Justin wore jeans and a leather jacket, the only person in the room not formally dressed for the meeting. He was thin to the point of being gaunt, with a bony frame that belied his strength and skills. His jet-black hair was cut short and neat. He had pale skin, reddened by sunburn, with narrow dead eyes and a thin mouth that rarely smiled. Franco liked him for his ruthlessness and cunning, although it was impossible to know what he was thinking, because nothing ever showed on his face.

“We’ve developed street-level chain of command with regard to the protests—” Justin began, but le commandant unexpectedly cut him off.

“Yes, yes, Justin, I have confidence in your strategy for the unrest. The violence is spreading as we wished. You’ve done well, and I acknowledge your success. Now skip ahead and tell me about your failure.”

Justin glanced down the table at Franco, his jaw jutting slightly with annoyance. Franco’s mouth pursed, as if to say: Hold your tongue.

“I assume you mean David Webb,” Justin went on.

A clipped reply came from the phone. “Yes.”

“All right. As you know, we recently received a tip that we believed would help us locate the assassin at the mountain chalet. The man we’ve been pursuing for years. The man who murdered four of our recruits.”

“And almost murdered me,” the voice on the phone added acidly.

“Yes, sir. He was trying to penetrate our organization back then, but fortunately, you tagged him as a mole from the beginning. His name is David Webb, but he left that identity behind not long after the incident at the chalet. That’s one of the reasons he’s been so difficult to find. We’ve now confirmed that he’s an American operative known as Cain, also called Jason Bourne. Originally, he was run out of the CIA’s Treadstone unit, but his relationship with them seems to be arm’s length at this point.”

“I’m more interested in why he’s still alive,” the leader snapped over the phone.

Justin took a deep breath. “He’s alive because I fucked up, sir. This was my mission, my responsibility. If you want to have Franco shoot me for it, go ahead.”

Franco winced. No one else in the room had the balls to talk to le commandant like that, not even Franco himself. But Justin didn’t pull punches, and that was one of the reasons the leader had brought him into the inner circle.

After an uncomfortable silence, the phone speaker came alive again. “Continue.”

“Yes, sir. We maintained surveillance on the café in Zurich, and we sent in two of my best men when we knew he was inside. But Cain spotted our men and took out one. A third party intervened and disabled my other man.”

“And Webb?” the leader asked.

“He’s gone underground again, unfortunately. However, I’ve alerted all of our cells to watch for him. He won’t get far.”

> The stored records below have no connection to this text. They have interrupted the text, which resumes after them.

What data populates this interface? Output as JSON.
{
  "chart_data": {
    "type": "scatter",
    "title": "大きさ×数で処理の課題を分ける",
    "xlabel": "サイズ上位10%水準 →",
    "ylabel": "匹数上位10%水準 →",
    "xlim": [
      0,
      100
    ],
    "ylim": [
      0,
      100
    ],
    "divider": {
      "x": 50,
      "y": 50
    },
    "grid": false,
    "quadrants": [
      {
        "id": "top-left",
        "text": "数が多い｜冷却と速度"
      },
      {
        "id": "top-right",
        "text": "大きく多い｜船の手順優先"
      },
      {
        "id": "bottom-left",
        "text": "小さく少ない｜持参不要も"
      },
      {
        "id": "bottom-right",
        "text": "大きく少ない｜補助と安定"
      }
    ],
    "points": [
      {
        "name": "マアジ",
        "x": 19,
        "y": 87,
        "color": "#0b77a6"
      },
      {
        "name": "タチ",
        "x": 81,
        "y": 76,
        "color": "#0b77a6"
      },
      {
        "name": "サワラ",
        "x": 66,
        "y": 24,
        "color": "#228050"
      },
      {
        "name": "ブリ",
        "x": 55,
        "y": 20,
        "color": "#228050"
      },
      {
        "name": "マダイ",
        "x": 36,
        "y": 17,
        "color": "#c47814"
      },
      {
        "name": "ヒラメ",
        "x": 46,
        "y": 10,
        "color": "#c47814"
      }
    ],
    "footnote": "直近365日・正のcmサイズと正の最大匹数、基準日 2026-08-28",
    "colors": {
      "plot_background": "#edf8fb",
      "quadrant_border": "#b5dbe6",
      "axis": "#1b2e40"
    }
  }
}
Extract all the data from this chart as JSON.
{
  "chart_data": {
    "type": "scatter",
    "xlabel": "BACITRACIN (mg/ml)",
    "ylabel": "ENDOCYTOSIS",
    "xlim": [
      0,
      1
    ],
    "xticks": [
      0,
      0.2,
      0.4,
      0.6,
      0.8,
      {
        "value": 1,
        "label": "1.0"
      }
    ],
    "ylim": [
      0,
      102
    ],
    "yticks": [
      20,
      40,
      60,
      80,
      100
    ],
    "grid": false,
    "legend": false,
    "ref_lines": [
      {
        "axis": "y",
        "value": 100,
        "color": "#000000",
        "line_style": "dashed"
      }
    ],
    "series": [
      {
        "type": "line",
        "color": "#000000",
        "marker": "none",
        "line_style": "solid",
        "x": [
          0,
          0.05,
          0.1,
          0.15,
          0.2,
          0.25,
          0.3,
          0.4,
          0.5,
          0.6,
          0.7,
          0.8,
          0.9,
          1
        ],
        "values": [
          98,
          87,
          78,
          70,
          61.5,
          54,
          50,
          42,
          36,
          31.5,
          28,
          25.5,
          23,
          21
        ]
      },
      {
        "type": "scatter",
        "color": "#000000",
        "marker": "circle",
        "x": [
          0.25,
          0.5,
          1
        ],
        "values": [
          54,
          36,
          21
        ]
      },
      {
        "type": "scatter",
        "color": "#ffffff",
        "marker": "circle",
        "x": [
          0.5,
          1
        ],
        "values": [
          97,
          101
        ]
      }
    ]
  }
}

“I trust you’re right. We can’t afford any setbacks at this juncture. The last thing we need is a wild card like Cain getting in our way. We’ve been trying to find him and eliminate him for years, and we need to get the job done. He saw me in that chalet. If he makes the connection and figures out who I am, he could blow up the entire operation.”

“Understood, sir. We’ll find him. Now that I know he’s Treadstone, I know how he thinks. I’ve already activated a team in Engelberg. My expectation is he’ll go there next, and we’ll be waiting for him.”

“Except now he’ll be on guard,” Franco pointed out at the head of the table. “He knows we’re looking for him.”

“Yes, he does,” Justin acknowledged, “but that may turn out to be an advantage. With Bourne on the run, I expect he’ll lead us where we want him to go. To our other target. He’s going to help us find the woman named Monika Roth.”